Furthermore, under all the facts and circumstances, the product of the service,
the final website, will be delivered and initially used outside the
state.
(8) A seller of medical
testing services performed outside New Mexico has a client in New Mexico who
purchases the services for its own medical facilities both inside and outside
the state. The seller of testing services charges by the test. The results of
tests are sent to the client's medical facilities in New Mexico where they are
reviewed and then made available to doctors and patients. Each testing service
is a separate sale of a service. Here, for each service, the product of the
service is presumed to be delivered and initially used in New Mexico under
Subsection D of 3.2.1.23 NMAC. The seller in this case will not be able to
rebut the presumption because, under the facts and circumstances, the product
of these services are the results which are delivered to New Mexico and
initially used at facilities where they are reviewed.

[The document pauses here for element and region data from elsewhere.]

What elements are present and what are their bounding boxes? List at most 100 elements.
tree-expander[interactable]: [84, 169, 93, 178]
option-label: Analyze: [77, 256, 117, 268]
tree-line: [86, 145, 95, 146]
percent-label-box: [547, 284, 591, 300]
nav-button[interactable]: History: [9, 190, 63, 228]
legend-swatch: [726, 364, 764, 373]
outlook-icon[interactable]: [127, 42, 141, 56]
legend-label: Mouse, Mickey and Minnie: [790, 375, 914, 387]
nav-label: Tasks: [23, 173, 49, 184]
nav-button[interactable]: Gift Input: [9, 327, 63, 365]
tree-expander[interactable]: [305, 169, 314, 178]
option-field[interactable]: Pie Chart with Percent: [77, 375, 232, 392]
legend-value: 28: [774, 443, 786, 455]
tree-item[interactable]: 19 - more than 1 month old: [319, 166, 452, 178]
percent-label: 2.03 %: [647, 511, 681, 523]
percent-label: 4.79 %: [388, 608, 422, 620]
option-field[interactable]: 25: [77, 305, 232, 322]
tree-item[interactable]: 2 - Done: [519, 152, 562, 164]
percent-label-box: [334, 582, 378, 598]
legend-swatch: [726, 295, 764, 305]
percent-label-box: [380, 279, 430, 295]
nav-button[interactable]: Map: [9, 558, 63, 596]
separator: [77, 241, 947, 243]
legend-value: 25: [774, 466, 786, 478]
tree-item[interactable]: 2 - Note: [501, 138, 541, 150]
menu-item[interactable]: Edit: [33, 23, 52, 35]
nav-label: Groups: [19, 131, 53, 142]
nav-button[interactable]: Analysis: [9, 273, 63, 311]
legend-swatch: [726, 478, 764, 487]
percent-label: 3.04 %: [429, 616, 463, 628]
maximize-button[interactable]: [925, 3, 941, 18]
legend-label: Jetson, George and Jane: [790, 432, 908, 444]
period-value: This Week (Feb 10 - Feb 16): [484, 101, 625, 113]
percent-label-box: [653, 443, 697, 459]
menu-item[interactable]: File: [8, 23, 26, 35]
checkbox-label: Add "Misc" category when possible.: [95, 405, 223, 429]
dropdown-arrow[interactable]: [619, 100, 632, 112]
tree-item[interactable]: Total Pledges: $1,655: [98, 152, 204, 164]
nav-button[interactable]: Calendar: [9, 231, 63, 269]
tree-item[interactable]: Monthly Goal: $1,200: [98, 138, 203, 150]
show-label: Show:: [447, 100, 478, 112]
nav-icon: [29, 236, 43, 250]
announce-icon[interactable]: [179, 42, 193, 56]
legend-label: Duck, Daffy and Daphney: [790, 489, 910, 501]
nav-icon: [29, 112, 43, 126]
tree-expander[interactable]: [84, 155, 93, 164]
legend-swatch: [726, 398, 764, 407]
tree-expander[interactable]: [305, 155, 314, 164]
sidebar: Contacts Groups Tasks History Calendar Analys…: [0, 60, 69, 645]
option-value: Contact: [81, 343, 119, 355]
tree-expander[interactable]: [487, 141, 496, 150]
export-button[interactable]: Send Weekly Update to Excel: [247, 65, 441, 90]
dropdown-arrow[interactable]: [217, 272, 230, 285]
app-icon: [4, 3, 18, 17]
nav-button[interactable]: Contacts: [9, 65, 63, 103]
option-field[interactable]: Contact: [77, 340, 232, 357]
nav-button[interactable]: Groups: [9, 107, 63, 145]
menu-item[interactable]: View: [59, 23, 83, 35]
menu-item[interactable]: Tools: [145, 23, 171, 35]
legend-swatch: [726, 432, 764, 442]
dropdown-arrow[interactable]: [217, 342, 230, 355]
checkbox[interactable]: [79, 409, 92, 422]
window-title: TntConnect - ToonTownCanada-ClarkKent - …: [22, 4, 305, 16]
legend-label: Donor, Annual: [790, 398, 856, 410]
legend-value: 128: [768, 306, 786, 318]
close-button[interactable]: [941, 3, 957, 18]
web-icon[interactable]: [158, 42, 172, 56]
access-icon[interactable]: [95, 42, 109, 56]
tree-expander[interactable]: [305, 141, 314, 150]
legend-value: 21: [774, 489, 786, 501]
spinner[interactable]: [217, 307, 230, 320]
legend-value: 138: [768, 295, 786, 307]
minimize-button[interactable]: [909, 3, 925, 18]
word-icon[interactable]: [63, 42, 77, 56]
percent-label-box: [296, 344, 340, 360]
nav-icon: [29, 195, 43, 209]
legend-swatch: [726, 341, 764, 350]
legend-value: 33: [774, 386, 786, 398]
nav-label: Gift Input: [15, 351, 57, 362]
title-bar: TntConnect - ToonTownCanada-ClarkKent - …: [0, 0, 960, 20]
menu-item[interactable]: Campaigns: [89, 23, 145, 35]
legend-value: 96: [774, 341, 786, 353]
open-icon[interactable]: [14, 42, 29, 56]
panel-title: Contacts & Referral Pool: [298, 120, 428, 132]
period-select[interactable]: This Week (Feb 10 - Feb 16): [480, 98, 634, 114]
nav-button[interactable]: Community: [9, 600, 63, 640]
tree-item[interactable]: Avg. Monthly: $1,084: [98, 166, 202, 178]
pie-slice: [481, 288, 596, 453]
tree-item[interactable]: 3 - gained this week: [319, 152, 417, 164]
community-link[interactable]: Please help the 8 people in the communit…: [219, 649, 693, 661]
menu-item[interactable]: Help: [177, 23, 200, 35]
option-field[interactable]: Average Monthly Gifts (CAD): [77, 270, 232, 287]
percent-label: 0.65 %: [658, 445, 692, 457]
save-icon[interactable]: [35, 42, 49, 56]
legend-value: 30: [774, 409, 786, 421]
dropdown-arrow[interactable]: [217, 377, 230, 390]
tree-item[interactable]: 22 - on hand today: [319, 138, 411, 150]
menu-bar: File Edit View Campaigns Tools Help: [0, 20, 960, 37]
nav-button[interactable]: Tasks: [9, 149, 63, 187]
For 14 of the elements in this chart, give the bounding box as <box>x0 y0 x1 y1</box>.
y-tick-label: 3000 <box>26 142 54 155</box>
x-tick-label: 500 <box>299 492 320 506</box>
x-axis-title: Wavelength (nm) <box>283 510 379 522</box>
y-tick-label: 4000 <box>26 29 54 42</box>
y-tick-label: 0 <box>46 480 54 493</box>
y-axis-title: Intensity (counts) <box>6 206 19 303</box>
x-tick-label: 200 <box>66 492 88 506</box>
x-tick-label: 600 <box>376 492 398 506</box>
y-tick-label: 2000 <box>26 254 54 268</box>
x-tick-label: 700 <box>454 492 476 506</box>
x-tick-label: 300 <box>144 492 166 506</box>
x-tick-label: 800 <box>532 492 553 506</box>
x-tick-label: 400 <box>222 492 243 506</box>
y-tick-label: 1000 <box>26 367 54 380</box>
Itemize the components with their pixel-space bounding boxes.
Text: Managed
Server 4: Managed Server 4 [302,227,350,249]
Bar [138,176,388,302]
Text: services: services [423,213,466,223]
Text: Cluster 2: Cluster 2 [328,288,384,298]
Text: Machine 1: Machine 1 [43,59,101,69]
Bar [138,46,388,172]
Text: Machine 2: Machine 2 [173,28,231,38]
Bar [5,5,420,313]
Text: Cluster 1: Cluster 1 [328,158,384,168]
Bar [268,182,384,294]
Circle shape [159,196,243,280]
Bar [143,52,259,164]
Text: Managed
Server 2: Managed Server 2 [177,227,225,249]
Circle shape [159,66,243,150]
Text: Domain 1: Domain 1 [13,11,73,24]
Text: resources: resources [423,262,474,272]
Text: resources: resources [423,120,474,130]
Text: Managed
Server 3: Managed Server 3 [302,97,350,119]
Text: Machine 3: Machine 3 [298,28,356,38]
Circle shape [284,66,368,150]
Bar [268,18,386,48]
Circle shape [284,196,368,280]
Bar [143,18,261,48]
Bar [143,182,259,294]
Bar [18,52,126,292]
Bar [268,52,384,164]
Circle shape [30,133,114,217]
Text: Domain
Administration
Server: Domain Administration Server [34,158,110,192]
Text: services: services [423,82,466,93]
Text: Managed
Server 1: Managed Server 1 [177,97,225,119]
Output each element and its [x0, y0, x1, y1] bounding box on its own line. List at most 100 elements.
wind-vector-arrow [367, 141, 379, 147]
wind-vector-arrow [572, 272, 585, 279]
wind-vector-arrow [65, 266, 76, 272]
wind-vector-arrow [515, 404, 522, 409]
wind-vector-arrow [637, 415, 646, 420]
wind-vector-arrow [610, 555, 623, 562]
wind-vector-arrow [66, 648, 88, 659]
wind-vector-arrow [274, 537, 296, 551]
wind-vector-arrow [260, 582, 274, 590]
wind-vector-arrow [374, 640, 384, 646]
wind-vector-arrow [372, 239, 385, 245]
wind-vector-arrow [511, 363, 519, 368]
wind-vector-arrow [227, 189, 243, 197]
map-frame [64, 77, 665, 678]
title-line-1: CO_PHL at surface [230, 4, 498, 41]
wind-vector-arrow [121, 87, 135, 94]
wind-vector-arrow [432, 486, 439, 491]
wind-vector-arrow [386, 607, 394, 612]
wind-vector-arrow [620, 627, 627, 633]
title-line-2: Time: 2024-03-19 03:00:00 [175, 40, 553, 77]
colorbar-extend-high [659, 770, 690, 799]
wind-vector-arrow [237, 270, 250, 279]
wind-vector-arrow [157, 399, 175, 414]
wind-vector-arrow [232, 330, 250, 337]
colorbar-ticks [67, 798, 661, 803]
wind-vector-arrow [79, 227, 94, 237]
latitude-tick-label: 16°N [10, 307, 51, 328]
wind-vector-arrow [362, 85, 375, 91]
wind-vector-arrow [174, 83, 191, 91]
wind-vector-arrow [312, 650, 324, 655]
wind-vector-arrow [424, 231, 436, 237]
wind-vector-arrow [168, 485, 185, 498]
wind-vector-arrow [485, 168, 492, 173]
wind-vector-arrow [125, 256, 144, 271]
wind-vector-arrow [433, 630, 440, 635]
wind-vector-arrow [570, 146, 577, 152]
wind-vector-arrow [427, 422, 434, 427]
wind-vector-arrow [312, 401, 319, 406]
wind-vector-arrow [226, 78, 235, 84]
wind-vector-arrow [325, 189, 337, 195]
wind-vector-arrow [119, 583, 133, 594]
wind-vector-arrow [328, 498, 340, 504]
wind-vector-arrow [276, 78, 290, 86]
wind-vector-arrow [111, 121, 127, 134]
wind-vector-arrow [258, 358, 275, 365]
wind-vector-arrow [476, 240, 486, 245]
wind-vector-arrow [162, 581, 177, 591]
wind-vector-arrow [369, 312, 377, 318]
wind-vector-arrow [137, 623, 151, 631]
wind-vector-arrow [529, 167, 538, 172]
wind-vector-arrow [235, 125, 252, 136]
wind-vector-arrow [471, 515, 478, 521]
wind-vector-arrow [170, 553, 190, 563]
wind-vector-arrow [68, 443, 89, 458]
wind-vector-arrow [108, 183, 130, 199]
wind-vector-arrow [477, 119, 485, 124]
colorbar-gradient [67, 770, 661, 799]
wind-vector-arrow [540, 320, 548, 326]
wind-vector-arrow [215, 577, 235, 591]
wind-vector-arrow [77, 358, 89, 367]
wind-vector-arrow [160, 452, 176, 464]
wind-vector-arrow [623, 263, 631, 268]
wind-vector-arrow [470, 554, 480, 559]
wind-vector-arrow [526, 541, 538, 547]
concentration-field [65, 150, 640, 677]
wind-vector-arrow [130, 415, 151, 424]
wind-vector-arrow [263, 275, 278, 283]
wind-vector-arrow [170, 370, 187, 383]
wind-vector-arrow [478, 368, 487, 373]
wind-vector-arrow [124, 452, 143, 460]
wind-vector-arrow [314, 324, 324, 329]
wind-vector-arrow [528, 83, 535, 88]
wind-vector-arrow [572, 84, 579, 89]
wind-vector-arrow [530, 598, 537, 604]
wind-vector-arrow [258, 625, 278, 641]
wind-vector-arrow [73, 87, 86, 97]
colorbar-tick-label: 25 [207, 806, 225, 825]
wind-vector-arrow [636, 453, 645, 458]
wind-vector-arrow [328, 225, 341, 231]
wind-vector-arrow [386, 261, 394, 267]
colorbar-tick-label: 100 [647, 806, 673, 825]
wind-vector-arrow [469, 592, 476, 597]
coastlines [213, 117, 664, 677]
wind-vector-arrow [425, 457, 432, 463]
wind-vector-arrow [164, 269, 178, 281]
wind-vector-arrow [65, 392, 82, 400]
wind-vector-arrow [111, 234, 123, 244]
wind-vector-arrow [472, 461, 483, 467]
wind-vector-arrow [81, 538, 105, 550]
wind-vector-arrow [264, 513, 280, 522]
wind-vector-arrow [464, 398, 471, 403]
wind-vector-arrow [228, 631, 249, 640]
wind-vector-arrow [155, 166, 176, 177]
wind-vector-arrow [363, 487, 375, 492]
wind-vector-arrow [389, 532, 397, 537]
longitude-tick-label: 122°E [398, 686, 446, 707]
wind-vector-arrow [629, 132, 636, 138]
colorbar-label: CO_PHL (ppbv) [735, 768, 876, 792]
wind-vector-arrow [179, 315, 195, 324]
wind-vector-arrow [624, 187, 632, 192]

(9) A seller of payroll services performed
outside New Mexico has a business client which has offices both inside and
outside New Mexico. The seller's contact is with the business's headquarters,
outside the state, and the seller obtains information to perform the payroll
service from the business's chief accountant located in that office. Each pay
period, the seller transmits funds electronically drawing on the business's
accounts to pay employees and to submit tax returns and also transmits reports
to the business at the headquarters office. This information is reviewed by the
headquarters office and any mistakes are communicated by the business to the
seller. Each year the seller also transmits W-2s and other tax information by
mail. Here, there is no presumption under Subsection D of 3.2.1.23 NMAC that
the product of the service is delivered or initially used in New Mexico. It may
appear that the product of the service is delivered and initially used both in
and outside New Mexico. Under Paragraph (4) of Subsection C of 3.2.1.23 NMAC
and under all the relevant facts and circumstances, the product of the service,
payroll information, is deemed delivered to the primary location of delivery
outside the state and the initial use of the product of the service is,
likewise, deemed delivered to occur at the primary location of initial use
outside the state.
(10) Same facts
as the example above, except that the seller of payroll services performs those
services in New Mexico. Again, as in the previous, while the product of the
service may appear to be delivered and initially used both inside and outside
New Mexico, under Paragraph (4) of Subsection C of 3.2.1.23 NMAC and under all
the relevant facts and circumstances, the product of the service, payroll
information, is deemed delivered to the primary location of delivery outside
the state and the initial use of the product of the service is, likewise,
deemed to occur at the primary location of initial use outside the
state.
(11) A seller of video
editing services performed inside New Mexico are sold to an out-of-state
customer who posts the edited video on-line for use by its customers throughout
the United States. After the edited video is delivered and posted on the
customer's website, the customer then asks the seller in New Mexico to test
access to the video, and the seller agrees to do so. The fact that the final
action related to the service, the testing of the access to the video, occurs
in New Mexico does not change the result under all the relevant facts and
circumstances that the delivery and initial use of the product of the service,
the edited video, occurs outside New Mexico when the video is delivered to and
posted by the customer on its website.
(12) Same facts as Paragraph (11) of
Subsection H of 3.2.1.23 NMAC except that the seller in New Mexico agrees to
both edit the video and provide data from a survey of other websites. The
seller charges separately for these services, which it also regularly sells on
a separate basis, but the contract and billing information for the two services
are combined. These services would be separate services under
3.2.1.29 NMAC and the
delivery and initial use of the product of each service would be determined
based on the relevant facts and circumstances for each service.